For reference I’ve been weighing up the Spur, Tallboy and new Stumpy.
I'm a big proponent of trying before you buy whenever possible, mainly due to the fact that everyone has their own preferences and ideas of what their ideal bike will feel like. Events where it's possible to spend time on multiple bikes over the course of a day or two make a lot of sense, especially for riders like yourself who are trying to choose between three fairly similar options.
That's the ideal scenario, but Covid obviously threw a wrench in the works. The good news? You've held out long enough that whatever bike you end up with is pretty much guaranteed to be a noticeable improvement over that 2014 Bronson, especially if it's one of the three options you mentioned.
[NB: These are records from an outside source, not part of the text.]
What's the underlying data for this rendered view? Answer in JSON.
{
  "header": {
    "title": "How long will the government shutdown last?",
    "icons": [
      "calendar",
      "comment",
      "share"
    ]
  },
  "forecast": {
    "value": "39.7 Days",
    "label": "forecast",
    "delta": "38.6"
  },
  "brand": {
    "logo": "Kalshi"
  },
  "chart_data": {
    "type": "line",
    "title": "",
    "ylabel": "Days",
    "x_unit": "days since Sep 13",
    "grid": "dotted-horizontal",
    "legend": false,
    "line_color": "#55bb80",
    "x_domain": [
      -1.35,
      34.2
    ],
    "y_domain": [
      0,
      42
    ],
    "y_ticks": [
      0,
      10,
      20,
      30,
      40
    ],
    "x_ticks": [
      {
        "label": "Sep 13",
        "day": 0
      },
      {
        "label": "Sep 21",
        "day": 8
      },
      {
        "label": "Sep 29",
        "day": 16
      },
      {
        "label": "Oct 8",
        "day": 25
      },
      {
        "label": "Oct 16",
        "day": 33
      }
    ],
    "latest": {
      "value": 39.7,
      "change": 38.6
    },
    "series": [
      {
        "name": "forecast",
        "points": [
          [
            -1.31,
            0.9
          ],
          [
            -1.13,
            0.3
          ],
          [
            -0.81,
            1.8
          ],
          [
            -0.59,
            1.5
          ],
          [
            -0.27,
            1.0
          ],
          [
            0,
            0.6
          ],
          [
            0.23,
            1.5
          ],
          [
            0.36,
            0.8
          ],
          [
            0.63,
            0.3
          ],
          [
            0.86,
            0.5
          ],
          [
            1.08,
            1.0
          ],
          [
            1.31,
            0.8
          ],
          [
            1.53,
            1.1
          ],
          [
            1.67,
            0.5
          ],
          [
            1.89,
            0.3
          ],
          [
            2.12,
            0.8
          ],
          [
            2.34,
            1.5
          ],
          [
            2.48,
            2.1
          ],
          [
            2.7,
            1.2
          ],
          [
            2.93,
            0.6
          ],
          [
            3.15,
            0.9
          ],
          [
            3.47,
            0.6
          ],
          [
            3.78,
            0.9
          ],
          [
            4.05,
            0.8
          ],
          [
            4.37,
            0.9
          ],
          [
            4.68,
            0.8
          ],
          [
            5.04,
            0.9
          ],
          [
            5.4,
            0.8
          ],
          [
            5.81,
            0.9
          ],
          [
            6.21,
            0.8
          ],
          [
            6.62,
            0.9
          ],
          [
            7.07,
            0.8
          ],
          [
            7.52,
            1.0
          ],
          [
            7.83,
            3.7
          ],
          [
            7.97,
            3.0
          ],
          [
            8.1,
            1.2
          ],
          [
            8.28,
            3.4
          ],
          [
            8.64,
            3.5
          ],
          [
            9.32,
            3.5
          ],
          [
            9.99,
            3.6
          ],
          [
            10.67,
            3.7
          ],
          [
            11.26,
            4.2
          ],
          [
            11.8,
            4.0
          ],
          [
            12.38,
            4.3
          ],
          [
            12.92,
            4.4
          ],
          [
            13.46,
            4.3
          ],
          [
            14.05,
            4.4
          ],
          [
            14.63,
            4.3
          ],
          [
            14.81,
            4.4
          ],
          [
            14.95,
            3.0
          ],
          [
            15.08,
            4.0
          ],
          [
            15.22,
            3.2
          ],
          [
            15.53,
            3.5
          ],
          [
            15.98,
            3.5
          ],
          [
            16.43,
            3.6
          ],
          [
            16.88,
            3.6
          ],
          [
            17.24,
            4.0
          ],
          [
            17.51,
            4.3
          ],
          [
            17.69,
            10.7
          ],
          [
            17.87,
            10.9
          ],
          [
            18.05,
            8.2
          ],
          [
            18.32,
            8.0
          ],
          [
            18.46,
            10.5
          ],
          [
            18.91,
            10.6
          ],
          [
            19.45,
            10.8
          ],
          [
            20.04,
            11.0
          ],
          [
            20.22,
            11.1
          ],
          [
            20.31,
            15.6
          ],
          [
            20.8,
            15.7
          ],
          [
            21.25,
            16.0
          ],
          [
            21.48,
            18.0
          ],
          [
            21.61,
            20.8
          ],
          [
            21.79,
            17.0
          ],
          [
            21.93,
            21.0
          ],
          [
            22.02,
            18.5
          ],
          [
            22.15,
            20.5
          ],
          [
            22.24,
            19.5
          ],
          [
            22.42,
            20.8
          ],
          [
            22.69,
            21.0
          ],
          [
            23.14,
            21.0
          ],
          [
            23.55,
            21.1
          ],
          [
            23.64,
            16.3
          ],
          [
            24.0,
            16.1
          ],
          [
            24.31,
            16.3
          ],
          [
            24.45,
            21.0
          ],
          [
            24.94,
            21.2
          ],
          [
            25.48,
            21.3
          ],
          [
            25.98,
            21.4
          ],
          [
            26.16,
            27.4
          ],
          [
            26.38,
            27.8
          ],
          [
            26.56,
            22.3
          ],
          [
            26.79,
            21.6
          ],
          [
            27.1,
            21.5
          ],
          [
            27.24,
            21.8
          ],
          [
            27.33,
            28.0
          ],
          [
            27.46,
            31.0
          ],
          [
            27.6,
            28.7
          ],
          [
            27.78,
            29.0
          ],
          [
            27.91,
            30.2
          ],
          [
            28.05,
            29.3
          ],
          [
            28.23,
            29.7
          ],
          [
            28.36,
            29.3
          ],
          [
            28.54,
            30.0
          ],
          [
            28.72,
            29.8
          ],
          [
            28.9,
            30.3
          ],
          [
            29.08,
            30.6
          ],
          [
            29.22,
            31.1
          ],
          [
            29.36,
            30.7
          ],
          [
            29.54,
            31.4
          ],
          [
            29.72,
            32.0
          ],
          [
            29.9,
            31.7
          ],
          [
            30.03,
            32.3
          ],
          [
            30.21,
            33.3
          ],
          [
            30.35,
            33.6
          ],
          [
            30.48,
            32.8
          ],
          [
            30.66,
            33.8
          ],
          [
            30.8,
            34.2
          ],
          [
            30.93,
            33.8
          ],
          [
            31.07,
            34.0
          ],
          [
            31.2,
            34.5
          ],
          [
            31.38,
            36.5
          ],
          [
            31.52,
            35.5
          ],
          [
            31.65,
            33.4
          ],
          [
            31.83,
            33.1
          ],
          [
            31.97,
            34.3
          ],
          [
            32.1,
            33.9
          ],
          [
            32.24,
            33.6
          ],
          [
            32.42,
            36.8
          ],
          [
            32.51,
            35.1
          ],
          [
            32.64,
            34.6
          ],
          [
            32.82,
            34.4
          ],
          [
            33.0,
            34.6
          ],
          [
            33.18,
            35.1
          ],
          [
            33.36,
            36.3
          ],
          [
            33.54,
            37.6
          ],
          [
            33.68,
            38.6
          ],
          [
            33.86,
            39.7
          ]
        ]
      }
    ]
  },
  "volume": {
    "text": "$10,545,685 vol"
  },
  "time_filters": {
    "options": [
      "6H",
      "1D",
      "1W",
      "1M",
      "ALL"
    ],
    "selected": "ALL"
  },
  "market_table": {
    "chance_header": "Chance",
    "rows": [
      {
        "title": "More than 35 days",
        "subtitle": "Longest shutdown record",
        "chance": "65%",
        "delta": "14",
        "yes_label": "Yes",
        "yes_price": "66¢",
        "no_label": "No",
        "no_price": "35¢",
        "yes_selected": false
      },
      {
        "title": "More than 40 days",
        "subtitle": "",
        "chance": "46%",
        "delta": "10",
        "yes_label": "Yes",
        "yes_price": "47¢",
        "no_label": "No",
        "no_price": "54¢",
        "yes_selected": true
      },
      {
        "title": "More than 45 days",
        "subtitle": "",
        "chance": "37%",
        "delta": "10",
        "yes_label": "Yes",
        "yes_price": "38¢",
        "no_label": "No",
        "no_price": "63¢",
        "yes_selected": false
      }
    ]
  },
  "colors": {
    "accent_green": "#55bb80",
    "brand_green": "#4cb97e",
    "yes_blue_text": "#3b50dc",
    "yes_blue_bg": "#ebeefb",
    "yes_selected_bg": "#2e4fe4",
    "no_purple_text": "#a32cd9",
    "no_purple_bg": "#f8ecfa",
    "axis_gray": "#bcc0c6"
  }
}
As far as which one of those bikes to go with, that's a tough one. The Spur is like the love child of an XC race bike and an enduro rig, with impressive capabilities on the descents especially considering there's only 120mm of travel. The Tallboy has the same amount of rear travel, but its frame is heavier than the Spur's, and is really more of a short travel trail bike than an XC-speed machine. The Spur makes you want to sprint, and maybe pull that Lyrca out for the occasional local race or two, while the Tallboy is a bit more about all-round trail riding.
As for the Stumpjumper, that has more travel front and rear, with an impressively light frame and room for all your snacks inside the down tube. That extra squish provides a little more room for error on those botched lines, and adds additional comfort on extended adventures.
Personally, I'd be totally happy riding any of those bikes as a daily driver, but there's something about the Spur's manners that puts it on the top of this list of three excellent bikes. It's light and fast without feeling too uptight and serious, traits that encourage goofing off on the trail rather than constantly checking your heart rate and average power output.
It can be nerve-wracking purchasing a bike without getting to try it first, but the good news is that today's bikes are better than ever.